How to inject meaning and purpose in your holiday while shopping and cooking.
There is a certain irony in shopping for food and decorations and platters and more food to celebrate the holiday of Sukkot whose essential meaning is that all you really need is the Almighty. How do I reconcile the cooking and the new clothes and the string of lights and the fall-themed napkin rings with a celebration that asks that I move into a simple hut and let go of my hold on all but the most essential material possessions? Am I just going about it the wrong way?
Of course that is a possibility (!) but I think the answer may be somewhat different (at least I hope it is because I have a big list for the market and some fancy menus planned!). There doesn’t have to be a contradiction between my material preparation and my spiritual one. It all depends on my intent.
If I am using all these items as a way of elevating my holiday and connecting to God, then they become essential to the full experience of the day. If I am using them, however, solely to gratify my physical desires, then they are mere body indulgences and detract from the goal of Sukkot.
How do we determine which is which? I wish I had the magic answer, but it is a judgment call. I can buy new clothes because…well, because I like new clothes (!) or because they make me feel better about myself or because I was seduced by an ad or because I want to impress my friends (the reasons just keep getting worse and worse!)… or I can buy them because they will help me lift into the holiday, they will help me achieve the joy that is the hallmark of all or our celebratory days.
It’s a matter of intent and focus. I can shop (running from store to store to make sure that I have every exotic ingredient I need) and plan elaborate menus and cook and clean and do it all over again as part of a competition with the other women in my community or to impress my mother-in-law (actually she couldn’t care less) and my peers or because I enjoy eating… or I can do it because it’s a sign of my commitment to the day and a way to elevate our bodies, thereby helping us all get into the spirit of the day. The opportunity is there and the choice is ours.
It’s so easy to rationalize – “those new dishes are for the honor of Shabbos”, “that diamond bracelet marks the new year”, “I worked so hard I deserve that designer outfit for Sukkot” – but we need to be honest with ourselves. Do I want to make the holiday the best it can be? Do I want to experience the full spiritual pleasure available in the day? Are the accompanying material items just tools to help me realize this aspiration or are they the ends in and of themselves?

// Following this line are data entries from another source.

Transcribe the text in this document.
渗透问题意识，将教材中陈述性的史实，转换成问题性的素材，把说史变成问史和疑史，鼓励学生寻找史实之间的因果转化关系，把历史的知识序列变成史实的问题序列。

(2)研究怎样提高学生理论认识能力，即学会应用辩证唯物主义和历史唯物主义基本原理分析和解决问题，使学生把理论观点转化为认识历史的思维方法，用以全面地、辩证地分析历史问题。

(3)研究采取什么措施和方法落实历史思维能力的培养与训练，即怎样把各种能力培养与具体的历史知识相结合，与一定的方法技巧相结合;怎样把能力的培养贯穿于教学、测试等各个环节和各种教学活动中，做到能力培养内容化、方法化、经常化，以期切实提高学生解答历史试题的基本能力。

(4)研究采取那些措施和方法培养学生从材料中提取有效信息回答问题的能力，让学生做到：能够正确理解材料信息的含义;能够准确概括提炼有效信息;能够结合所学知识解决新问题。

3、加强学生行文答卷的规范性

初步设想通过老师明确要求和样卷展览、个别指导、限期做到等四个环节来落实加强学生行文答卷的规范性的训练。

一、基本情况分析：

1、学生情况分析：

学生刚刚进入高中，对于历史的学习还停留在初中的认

The answers to these questions impact not only the holiday but the preparation as well. I can either feel totally worn out from all the effort required to make Sukkot happen or I can feel excited by the ability to set the state to usher in the holiday. It’s a question of intent. It’s a question of focus. It’s a question of goals.
Sukkot is a wonderful holiday, a chance to really take a deep breath after the heaviness of Rosh Hashanah and Yom Kippur and just enjoy the beauty and warmth of the Almighty’s embrace. I can use the material accoutrements that surround the holiday as a tool to further take advantage of this opportunity or I can allow them to drag me down. It’s my choice. And that's all I really need.